Palio
“The Palio is a game, not a race” more than one participant observes in Cosima Spender’s documentary – and the name of that game is “legitimate corruption”. On 2nd July and 16th August, Il Campo’s central piazza in the Italian city of Siena is transformed into a race track for the biannual old-age horse race: the Palio. The city’s denizens cheer as jockeys ride bareback around the tight, near-rectilinear corners, while money changes hands to give one district advantage over another. It is ritual and tradition that dictates here. Spender’s Palio shines a light on the arcane unknown to demystify a sport dominated by corruption.
The documentary follows two of the race’s principal jockeys – the arrogant 46-year-old veteran Gigi Bruschelli, who has won 13 Palios in 16 years and is vying to break the record currently held by the retired Andrea Degortes, known as “Aceto”, and the 29-year-old protégé Giovanni Atzeni, who now hopes to defeat his former mentor. The trajectory of the jockeys makes the composition of Palio feel more like a scripted film than a factual report. Spender has cleverly allowed the commentaries and footage to serve as backdrops to a dramatic rivalry between two men. In turn, the audience’s interest never strays.
Spender constantly reminds the viewer that the Palio doesn’t work like one thinks. The propulsive editing of the race sequences gives tracking shots of horse and jockey with the background out of focus. But it is what awaits in the background that becomes the driving force for the competitors. The winning jockeys are venerated and the losing jockeys treated like traitors. Spender visually captures the historic obsession with the summer horse race as she shares archival footage of a losing jockey pulled to the ground, dragged, and brutalised by crazed bystanders. The meticulous sound design and score create a claustrophobic environment that represents the life and traditions of the residents of Siena. The sole moments of audio without dialogue create an intensity that complements the frenetic images on screen.
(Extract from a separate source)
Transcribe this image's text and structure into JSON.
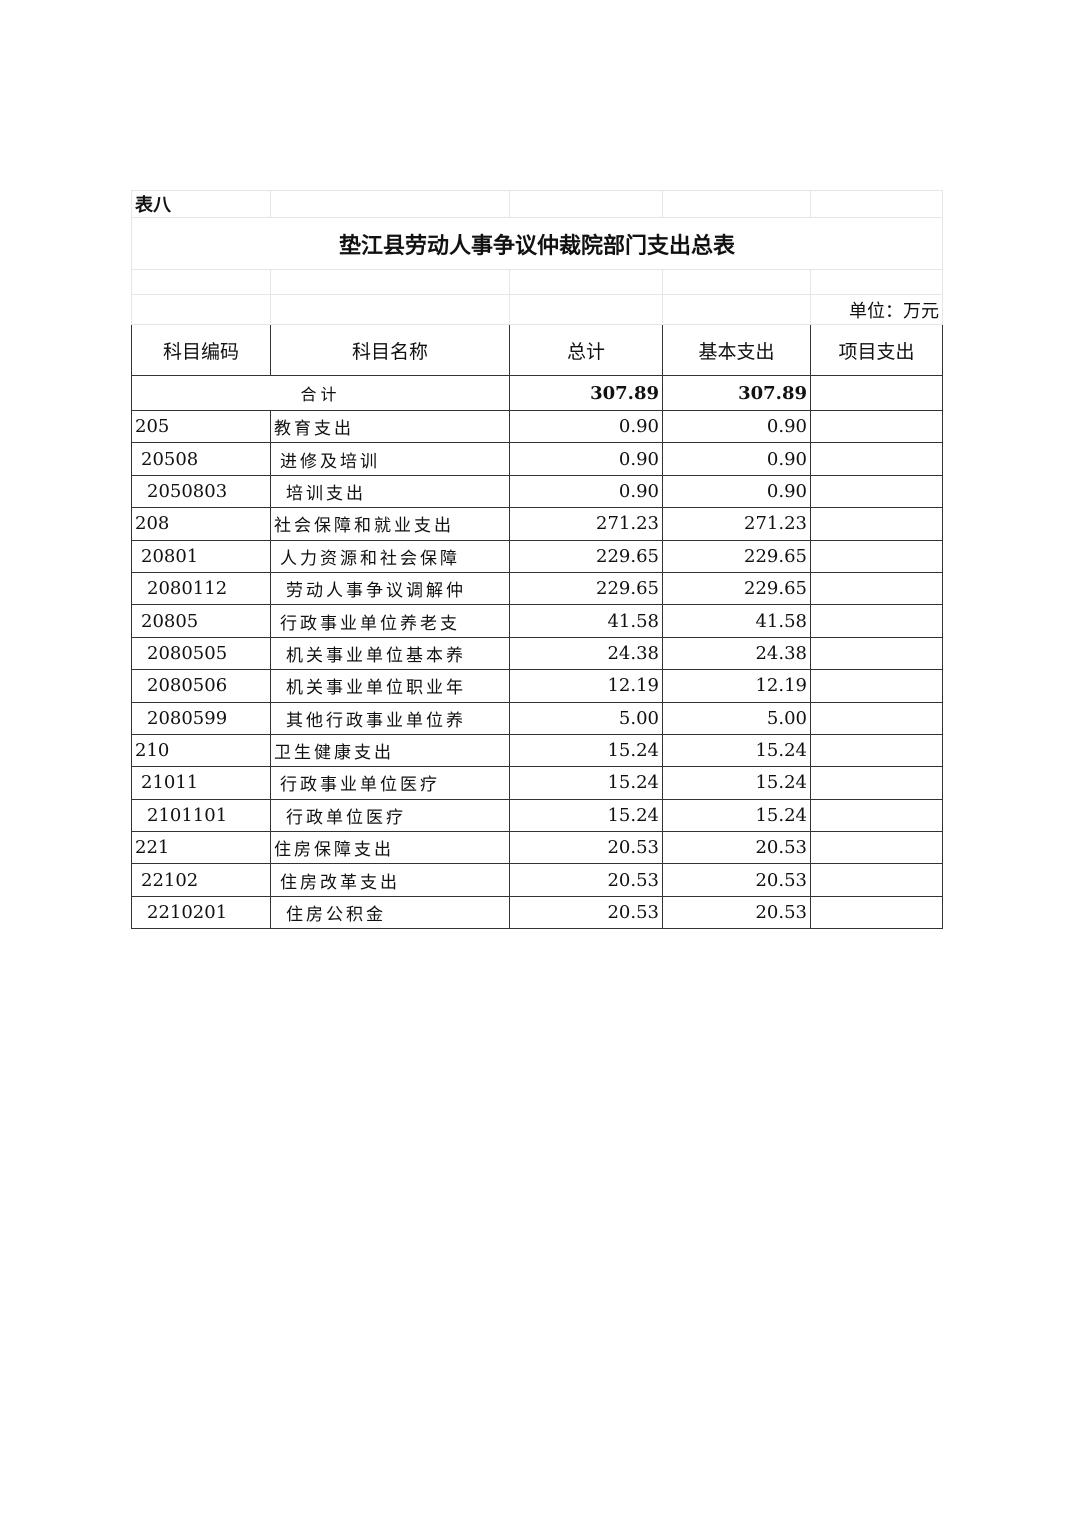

Palio doesn’t spare the viewer from the disturbing. But it doesn’t spare one from the beauty either. It is the beauty, the romance and the corruption that makes the oldest horse race in the world a perfect microcosm of Italy itself. Spender’s documentary is at once a tribute to the culture surrounding it and also an indictment of it.
Scarlet Howes
Palio is released nationwide on 25th September 2015.